Impact of Veterinary Antibiotics in Terrestrial EcosystemsEPA Grant Number: F5F21768
Title: Impact of Veterinary Antibiotics in Terrestrial Ecosystems
Investigators: Henderson, Keri
Institution: Iowa State University
EPA Project Officer: Just, Theodore J.
Project Period: September 1, 2005 through August 31, 2008
Project Amount: $104,228
RFA: STAR Graduate Fellowships (2005) RFA Text | Recipients Lists
Research Category: Academic Fellowships
The goal of this project is to assess the potential impact of veterinary antibiotics in the environment. The specific objectives are
- to determine degradation and mobility of two antibiotics,
- to assess the persistence of antibiotic-resistant Enterococcus faecalis in environmental matrices,
- to determine the bioavailability of the antibiotics in soils,
- and to evaluate the potential effects of the antibiotics on soil microbial communities and on gut microbes of soil invertebrates.

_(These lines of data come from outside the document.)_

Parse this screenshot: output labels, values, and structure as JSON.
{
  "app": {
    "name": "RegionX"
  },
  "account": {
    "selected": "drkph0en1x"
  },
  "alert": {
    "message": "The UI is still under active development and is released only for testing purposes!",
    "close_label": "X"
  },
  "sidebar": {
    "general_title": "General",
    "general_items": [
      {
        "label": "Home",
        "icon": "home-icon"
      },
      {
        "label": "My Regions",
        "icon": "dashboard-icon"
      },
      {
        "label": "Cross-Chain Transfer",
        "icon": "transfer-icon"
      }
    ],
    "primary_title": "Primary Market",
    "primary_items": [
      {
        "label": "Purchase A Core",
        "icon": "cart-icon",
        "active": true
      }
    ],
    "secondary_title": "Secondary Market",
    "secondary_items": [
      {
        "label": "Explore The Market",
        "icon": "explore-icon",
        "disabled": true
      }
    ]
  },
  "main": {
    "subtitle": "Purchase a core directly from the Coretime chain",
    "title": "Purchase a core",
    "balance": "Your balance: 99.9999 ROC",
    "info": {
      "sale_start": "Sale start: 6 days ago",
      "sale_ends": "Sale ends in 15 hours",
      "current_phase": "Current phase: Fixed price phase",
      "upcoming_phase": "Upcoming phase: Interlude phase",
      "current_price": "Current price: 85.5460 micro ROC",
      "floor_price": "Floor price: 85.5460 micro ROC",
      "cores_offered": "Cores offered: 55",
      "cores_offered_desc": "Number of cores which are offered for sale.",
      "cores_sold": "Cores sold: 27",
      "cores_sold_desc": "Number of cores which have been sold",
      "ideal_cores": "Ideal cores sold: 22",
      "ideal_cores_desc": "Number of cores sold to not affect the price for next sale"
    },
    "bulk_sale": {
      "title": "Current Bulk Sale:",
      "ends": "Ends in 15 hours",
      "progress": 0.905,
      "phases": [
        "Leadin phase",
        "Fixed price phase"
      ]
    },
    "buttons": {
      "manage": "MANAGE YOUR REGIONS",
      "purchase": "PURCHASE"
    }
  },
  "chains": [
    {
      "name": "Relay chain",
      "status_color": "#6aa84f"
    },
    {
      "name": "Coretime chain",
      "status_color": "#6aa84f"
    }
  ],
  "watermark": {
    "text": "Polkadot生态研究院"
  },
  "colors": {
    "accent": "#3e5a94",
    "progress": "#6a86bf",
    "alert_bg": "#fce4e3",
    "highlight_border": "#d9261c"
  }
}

Objective 1: Soil tilt beds (with and without vegetation) will be constructed to simultaneously evaluate the leaching and runoff potential of tylosin, sulfamethazine, and relevant metabolites. The antibiotics will be applied to the prepared soil surface with manure; simulated rainfall events will follow. Drainage water, leachate, and sections of the soil beds will be analyzed for presence of the compounds using LC/MS/MS (Kolz et al., 2004; Lindsey et al., 2001).

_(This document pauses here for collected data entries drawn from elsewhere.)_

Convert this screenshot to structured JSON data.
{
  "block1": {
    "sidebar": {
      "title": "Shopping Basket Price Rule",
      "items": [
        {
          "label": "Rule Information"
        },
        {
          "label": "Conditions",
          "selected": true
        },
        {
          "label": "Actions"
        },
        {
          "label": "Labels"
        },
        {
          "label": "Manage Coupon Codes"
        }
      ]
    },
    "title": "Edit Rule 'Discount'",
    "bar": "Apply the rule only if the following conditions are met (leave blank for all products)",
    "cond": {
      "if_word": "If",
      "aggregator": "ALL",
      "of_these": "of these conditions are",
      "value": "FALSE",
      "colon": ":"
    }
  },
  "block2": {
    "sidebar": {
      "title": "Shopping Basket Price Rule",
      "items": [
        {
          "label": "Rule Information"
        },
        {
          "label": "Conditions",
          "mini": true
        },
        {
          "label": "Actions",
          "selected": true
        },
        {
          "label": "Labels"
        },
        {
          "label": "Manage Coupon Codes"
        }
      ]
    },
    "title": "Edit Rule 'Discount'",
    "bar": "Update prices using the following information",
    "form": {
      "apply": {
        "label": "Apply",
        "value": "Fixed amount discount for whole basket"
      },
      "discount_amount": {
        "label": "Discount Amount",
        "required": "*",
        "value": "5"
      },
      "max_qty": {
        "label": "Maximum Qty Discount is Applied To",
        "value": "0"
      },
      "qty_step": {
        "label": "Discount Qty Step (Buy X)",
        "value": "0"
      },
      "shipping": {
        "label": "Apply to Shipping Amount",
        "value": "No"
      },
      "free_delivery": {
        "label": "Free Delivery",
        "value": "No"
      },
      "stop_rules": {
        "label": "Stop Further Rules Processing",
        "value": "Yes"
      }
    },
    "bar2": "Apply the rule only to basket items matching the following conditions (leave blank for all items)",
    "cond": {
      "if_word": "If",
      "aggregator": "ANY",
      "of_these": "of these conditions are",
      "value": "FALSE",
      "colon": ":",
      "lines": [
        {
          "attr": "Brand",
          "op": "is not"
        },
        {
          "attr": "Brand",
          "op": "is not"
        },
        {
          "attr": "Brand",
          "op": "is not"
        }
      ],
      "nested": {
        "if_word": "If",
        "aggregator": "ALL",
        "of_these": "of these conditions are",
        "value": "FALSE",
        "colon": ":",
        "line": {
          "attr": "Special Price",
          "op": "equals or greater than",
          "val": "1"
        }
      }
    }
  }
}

Objective 2: The survival of antibiotic-resistant Enterococcus faecalis strains selected in a screening step will be compared to that of the parental strains in soil and pond water microcosms in the presence and absence of the respective antibiotics. Bacteria will be enumerated using IDEXX Enterolert® medium amended with antibiotic.
Objective 3: Bioavailability of tylosin and sulfamethazine in soil will be determined using two different methods. Bioassays using juvenile earthworms (Eisenia fetida) will be used to estimate the bioavailability of a range of tylosin and sulfamethazine concentrations in two soil types (high and low OM). Additionally, a chemical method using C18-Empore™ extraction disks will be employed in which the disks are incubated in soil containing different ages of tylosin or sulfamethazine to evaluate differences in bioavailability over time.
Objective 4: The effects of tylosin and sulfamethazine on soil bacterial communities and invertebrate gut flora will be determined in laboratory experiments. Microbial community structure will be measured using the RNA-based method FISH (fluorescent in-situ hybridization). Effects on microbial community function will be assessed by comparing carbon substrate utilization, nitrification, denitrification, and cellulose decomposition. Additionally, growth and reproductive parameters for the earthworms and isopods will also be assessed.
Comparison of the effects levels generated from the microbial analyses with the expected environmental concentrations and bioavailabilities of the chemicals will indicate the potential impact on soil processes due to the input of these antibiotics. Microbial community experiments will identify which groups of bacteria are affected by tylosin and sulfamethazine, which I expect to be Gram-positive and possibly other groups of microorganisms. Effects on invertebrate intestinal microflora could impact growth, health, or viability of the invertebrates, so I may see an increase (as is the case in livestock), or a decrease in growth of the terrestrial invertebrates used in these studies.